Patients with alcohol use disorder and in particular those with cardiac risk factors or who have experienced a cardiac event require close management and early out-patient follow up at the time of discharge, with a multidisciplinary approach that includes the primary care providers, behavioral health professionals, cardiologists, medical social worker and other health care providers to achieve optimal long-term outcomes. Abstinence should be encouraged, with resources and social support provided. Patients who have difficulty abstaining from alcohol should be encouraged to attend an alcohol rehabilitation program, which will help them achieve success with quitting. With prompt recognition and management of cardiac arrest due to a ventricular arrhythmia storm as a result of alcohol-induced cardiomyopathy, our patient had a good clinical outcome with recovery of normal cardiac function within 30 days of his initial admission and with continued alcohol abstinence.

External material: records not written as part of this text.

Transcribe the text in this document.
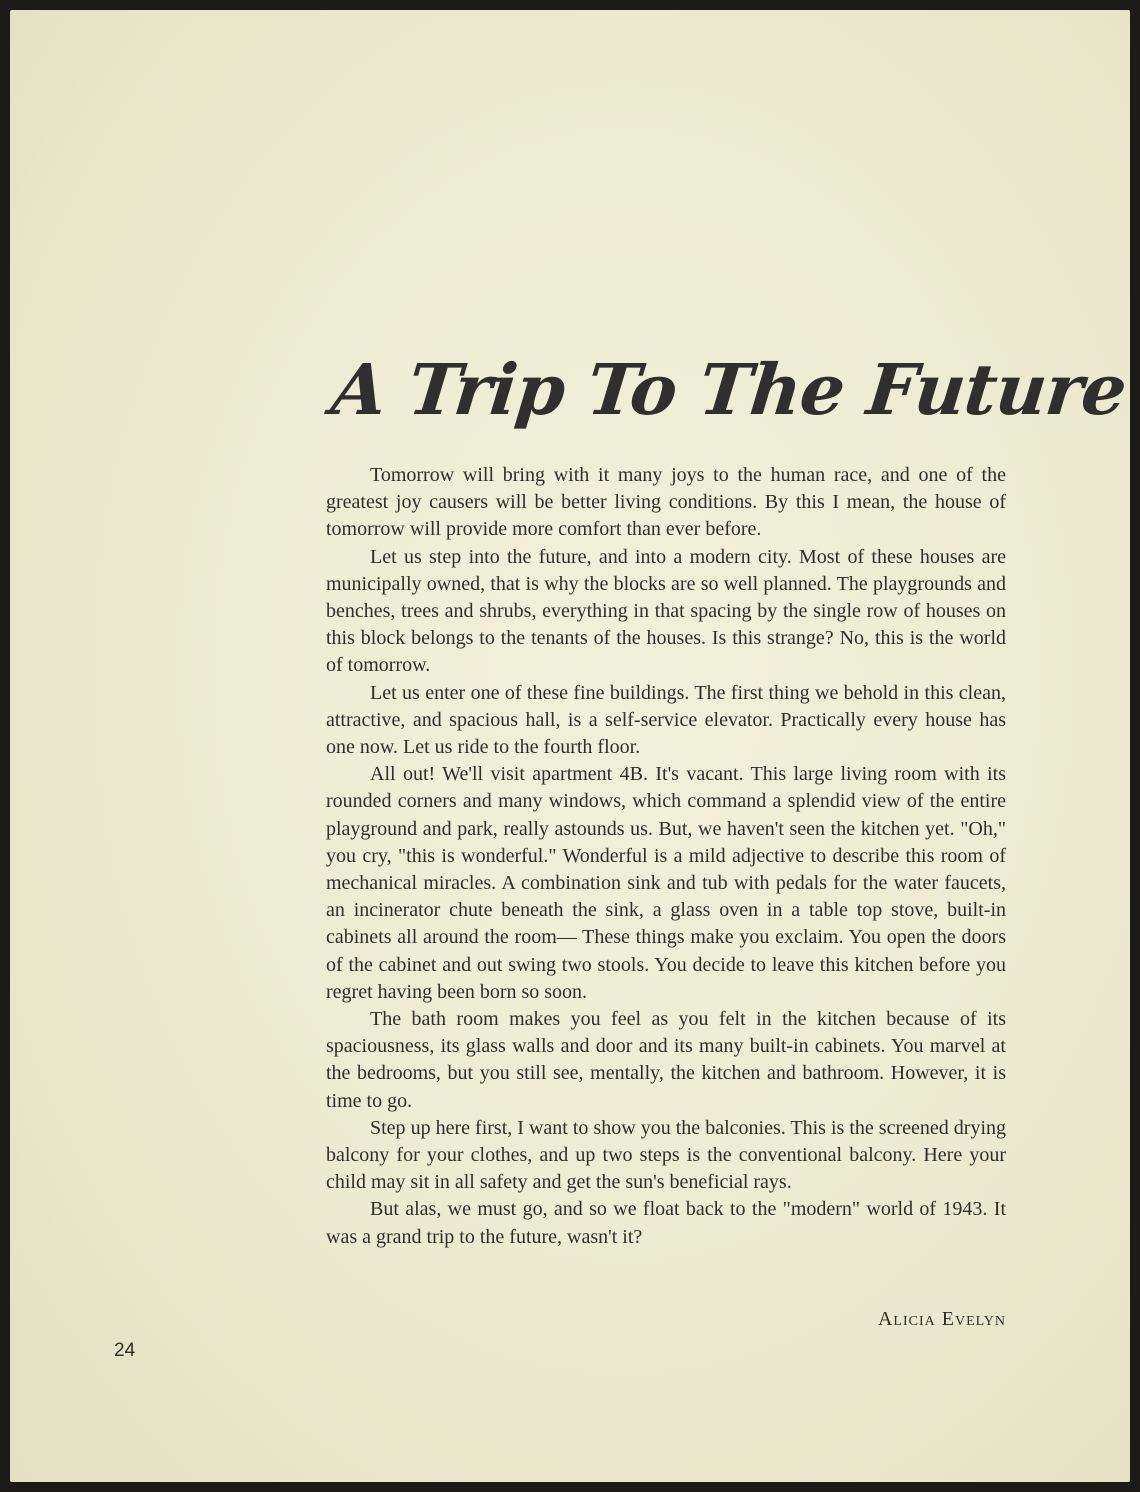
A Trip To The Future

Tomorrow will bring with it many joys to the human race, and one of the greatest joy causers will be better living conditions. By this I mean, the house of tomorrow will provide more comfort than ever before.

Let us step into the future, and into a modern city. Most of these houses are municipally owned, that is why the blocks are so well planned. The playgrounds and benches, trees and shrubs, everything in that spacing by the single row of houses on this block belongs to the tenants of the houses. Is this strange? No, this is the world of tomorrow.

Let us enter one of these fine buildings. The first thing we behold in this clean, attractive, and spacious hall, is a self-service elevator. Practically every house has one now. Let us ride to the fourth floor.

All out! We'll visit apartment 4B. It's vacant. This large living room with its rounded corners and many windows, which command a splendid view of the entire playground and park, really astounds us. But, we haven't seen the kitchen yet. "Oh," you cry, "this is wonderful." Wonderful is a mild adjective to describe this room of mechanical miracles. A combination sink and tub with pedals for the water faucets, an incinerator chute beneath the sink, a glass oven in a table top stove, built-in cabinets all around the room— These things make you exclaim. You open the doors of the cabinet and out swing two stools. You decide to leave this kitchen before you regret having been born so soon.

The bath room makes you feel as you felt in the kitchen because of its spaciousness, its glass walls and door and its many built-in cabinets. You marvel at the bedrooms, but you still see, mentally, the kitchen and bathroom. However, it is time to go.

Step up here first, I want to show you the balconies. This is the screened drying balcony for your clothes, and up two steps is the conventional balcony. Here your child may sit in all safety and get the sun's beneficial rays.

But alas, we must go, and so we float back to the "modern" world of 1943. It was a grand trip to the future, wasn't it?

Alicia Evelyn
24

Our case highlights the life-threatening cardiotoxic effects of excessive alcohol consumption in a patient who developed alcoholic cardiomyopathy and cardiac arrest, and our approach to management to achieve optimal. Early recognition and management with a multidisciplinary team approach is essential for patient survival and to achieve full recovery.
Conclusions
Alcohol abuse predisposes to multiple pathophysiologic abnormalities in the heart and has pro-arrhythmic effects through multifactorial mechanisms and electrolyte imbalances. This creates a milieu for producing various cardiac arrhythmias including atrial fibrillation and ventricular arrhythmias, especially in patients with heavy alcohol use or individuals who go on alcohol binge drinking. These could result in cardiac arrest through mechanisms previously described in the discussion, like in our patient and sudden cardiac death. Recommending and encouraging complete abstinence from alcohol and including a multidisciplinary approach, when a correlation is suspected between alcohol use and atrial or ventricular arrhythmias is required to achieve the best prognosis and outcome.